All of these plays emerged out of the romance tradition. These plays all deal with loss and gain. They all have "happy"endings.
It would appear that by now, as a writer, Shakespeare has explored comedy, tragedy, and history plays. The romance tradition gave him a new play ground, so to speak, as a playwright. We see him trying things never before done in theatre. The Winter's Tale has what has been called a broken back structure. The first three acts of the play indicate a tragedy. It is dark and wintry, full of death both literally and figuratively. One of the saddest death's was young Mamillius. Ironically, he spoke of the winter time being a time for sad tales.
Shakespeare establishes a beautiful bridge with the Old Shepherd, who tells his son when the youth reports the death of Antigonus, "...Now bless thyself. Thou metest with things dying, I with things new-born..."(Act III, scene 3)
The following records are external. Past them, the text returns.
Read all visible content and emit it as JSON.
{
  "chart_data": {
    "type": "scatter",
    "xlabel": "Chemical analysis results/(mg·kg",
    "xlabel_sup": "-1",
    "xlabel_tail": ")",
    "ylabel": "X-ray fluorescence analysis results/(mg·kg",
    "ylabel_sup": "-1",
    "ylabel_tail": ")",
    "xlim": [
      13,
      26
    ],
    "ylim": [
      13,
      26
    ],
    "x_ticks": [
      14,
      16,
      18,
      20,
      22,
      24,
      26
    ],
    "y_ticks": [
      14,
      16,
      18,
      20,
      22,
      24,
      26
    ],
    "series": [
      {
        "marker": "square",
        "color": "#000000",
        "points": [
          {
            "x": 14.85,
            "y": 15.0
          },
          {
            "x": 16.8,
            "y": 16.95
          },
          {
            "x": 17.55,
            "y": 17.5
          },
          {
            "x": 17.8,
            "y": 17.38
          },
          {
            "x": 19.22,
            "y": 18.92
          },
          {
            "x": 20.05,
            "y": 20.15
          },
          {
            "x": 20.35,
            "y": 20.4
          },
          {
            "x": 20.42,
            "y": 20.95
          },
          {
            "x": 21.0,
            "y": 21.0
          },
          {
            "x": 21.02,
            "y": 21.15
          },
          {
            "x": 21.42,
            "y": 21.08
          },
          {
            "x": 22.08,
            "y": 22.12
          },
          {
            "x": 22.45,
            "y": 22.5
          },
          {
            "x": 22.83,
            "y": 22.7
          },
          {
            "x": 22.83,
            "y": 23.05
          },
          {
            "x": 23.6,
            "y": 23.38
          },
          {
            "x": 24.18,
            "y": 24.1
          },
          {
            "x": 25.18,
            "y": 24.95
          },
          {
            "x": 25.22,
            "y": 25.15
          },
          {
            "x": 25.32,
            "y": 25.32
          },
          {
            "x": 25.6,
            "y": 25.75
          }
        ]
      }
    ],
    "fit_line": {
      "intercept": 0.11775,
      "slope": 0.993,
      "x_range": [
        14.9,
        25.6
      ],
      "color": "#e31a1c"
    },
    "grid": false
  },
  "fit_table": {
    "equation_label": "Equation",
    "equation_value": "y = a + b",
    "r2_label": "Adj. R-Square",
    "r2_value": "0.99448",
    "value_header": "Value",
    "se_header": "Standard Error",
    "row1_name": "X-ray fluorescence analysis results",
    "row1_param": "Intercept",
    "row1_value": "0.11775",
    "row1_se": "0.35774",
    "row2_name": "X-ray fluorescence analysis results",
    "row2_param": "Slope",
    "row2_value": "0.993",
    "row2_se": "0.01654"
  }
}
Shakespeare then jumps ahead in time and we get the fresh breath of spring and the introduction of the next generation. Out of death comes life. Both fathers are dead in their own way. Leontes is spiritually dead as a result of his earlier actions. Polixenes is dead to his own feelings therefore he cannot understand his son's love for this "peasant" girl. Florizel recognizes her nobility which radiates from her. (This is similar to the noble radiation of both Marina and Imogen.) Each man has a rebirth due to the innocence and purity of their children's love.
The title of the play operates on a variety of levels which is the beauty of Shakespeare.
I personally think that in the Late Plays, Shakespeare was having as good time as a writer, breaking all the established rules.